An ongoing study of sevuparin for painful crisis is expected to be completed in December, with data then expected to be released in the middle of 2019, Ellen K. Donnelly, PhD, chief executive officer of Modus Therapeutics, said in an interview. She cited a mix of scientific, medical and commercial reasons for her company’s decision to advance sevuparin in SCD.

“First, and most importantly, there is proof of clinical benefit of a similar molecule (the low-molecular-weight heparin called tinzaparin) in patients with sickle cell disease,” Dr. Donnelly said. “Unfortunately, there is a bleeding risk with tinzaparin that limits use of the agent for the treatment of sickle cell disease. Sevuparin does not have the bleeding risk and thus is a strong candidate for SCD.”

Dr. Donnelly also noted the emphasis that the FDA’s Division of Hematology Products has put on development of therapeutics for SCD as a reason for proceeding first with this indication. The agency and the American Society of Hematology in early October held a workshop of experts, physicians, patients, and industry collaborators focused on identifying new endpoints for clinical studies.

Still, she noted that commercial reasons did factor into this decision.

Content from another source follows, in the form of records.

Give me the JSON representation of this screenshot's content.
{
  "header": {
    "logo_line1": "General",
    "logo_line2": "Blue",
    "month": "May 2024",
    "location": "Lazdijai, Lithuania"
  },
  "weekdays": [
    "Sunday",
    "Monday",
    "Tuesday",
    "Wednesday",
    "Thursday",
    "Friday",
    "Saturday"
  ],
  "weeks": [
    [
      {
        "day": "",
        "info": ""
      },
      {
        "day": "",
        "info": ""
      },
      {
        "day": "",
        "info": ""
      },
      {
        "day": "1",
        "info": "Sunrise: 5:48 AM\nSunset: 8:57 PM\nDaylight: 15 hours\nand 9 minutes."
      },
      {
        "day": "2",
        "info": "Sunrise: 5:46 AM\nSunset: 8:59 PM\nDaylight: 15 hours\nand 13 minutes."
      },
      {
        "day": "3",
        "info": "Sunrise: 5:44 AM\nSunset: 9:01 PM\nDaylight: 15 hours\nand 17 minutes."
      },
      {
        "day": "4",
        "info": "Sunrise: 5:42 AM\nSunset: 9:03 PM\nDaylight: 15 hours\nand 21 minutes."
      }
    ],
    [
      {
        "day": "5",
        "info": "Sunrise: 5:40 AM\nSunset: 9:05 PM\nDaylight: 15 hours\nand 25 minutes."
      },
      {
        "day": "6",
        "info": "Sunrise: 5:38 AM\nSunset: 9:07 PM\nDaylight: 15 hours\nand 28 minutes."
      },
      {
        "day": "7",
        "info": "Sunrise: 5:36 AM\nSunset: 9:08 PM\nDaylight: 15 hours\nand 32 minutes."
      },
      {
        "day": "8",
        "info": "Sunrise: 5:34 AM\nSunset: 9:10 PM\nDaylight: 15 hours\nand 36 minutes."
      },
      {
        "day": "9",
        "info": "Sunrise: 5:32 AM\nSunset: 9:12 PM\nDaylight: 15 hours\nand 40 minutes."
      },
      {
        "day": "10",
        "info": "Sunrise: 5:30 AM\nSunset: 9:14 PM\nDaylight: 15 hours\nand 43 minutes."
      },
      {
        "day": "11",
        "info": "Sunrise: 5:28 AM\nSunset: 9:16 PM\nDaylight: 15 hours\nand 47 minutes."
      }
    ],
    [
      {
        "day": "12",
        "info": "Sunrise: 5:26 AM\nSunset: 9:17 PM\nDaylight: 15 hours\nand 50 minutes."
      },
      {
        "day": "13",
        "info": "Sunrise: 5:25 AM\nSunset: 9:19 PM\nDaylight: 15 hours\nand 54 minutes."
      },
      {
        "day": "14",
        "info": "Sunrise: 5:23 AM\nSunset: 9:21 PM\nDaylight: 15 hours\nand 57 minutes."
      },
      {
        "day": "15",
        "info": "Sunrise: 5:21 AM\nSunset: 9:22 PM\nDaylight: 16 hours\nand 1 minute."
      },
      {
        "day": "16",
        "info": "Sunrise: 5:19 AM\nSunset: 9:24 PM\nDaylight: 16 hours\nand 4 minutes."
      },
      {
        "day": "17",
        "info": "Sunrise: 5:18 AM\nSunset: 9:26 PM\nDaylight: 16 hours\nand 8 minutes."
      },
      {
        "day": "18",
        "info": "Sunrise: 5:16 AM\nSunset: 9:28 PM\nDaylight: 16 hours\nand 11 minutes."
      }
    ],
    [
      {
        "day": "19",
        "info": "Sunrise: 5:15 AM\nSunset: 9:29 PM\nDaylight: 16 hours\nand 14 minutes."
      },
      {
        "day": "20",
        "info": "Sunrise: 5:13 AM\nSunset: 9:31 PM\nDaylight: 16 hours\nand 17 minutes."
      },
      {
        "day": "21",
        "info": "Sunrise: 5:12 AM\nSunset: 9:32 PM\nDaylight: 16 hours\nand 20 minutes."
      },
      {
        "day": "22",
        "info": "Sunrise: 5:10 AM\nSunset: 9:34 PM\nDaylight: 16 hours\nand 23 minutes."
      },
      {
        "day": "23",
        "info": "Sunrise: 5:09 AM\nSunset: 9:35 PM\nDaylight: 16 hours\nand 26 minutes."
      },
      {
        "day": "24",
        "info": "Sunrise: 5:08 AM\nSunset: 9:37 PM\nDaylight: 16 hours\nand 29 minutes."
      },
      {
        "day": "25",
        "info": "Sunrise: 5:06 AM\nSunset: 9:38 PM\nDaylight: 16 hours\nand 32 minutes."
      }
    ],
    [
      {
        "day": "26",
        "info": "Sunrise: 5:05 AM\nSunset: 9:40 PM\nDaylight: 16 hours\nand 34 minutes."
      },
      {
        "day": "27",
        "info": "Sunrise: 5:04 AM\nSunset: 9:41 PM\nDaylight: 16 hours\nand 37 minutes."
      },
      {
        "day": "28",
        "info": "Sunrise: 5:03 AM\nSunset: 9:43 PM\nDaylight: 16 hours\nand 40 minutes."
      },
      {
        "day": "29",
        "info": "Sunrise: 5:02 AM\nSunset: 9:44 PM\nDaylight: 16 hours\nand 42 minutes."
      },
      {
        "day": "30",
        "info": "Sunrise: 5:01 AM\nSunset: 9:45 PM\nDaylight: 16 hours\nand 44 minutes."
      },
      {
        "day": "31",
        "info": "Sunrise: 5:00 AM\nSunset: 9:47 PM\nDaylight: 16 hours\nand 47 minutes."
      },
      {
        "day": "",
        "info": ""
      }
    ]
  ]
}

“[I]t is possible for a small company like Modus to take an asset all the way to market when developing a therapeutic for a rare disease given the need for fewer patients and smaller trials,” Dr. Donnelly wrote. “As you can see from, we were able to run our phase 2 study with a small number of sites. In addition, in SCD it is possible to get approval with only one or two confirmatory studies.”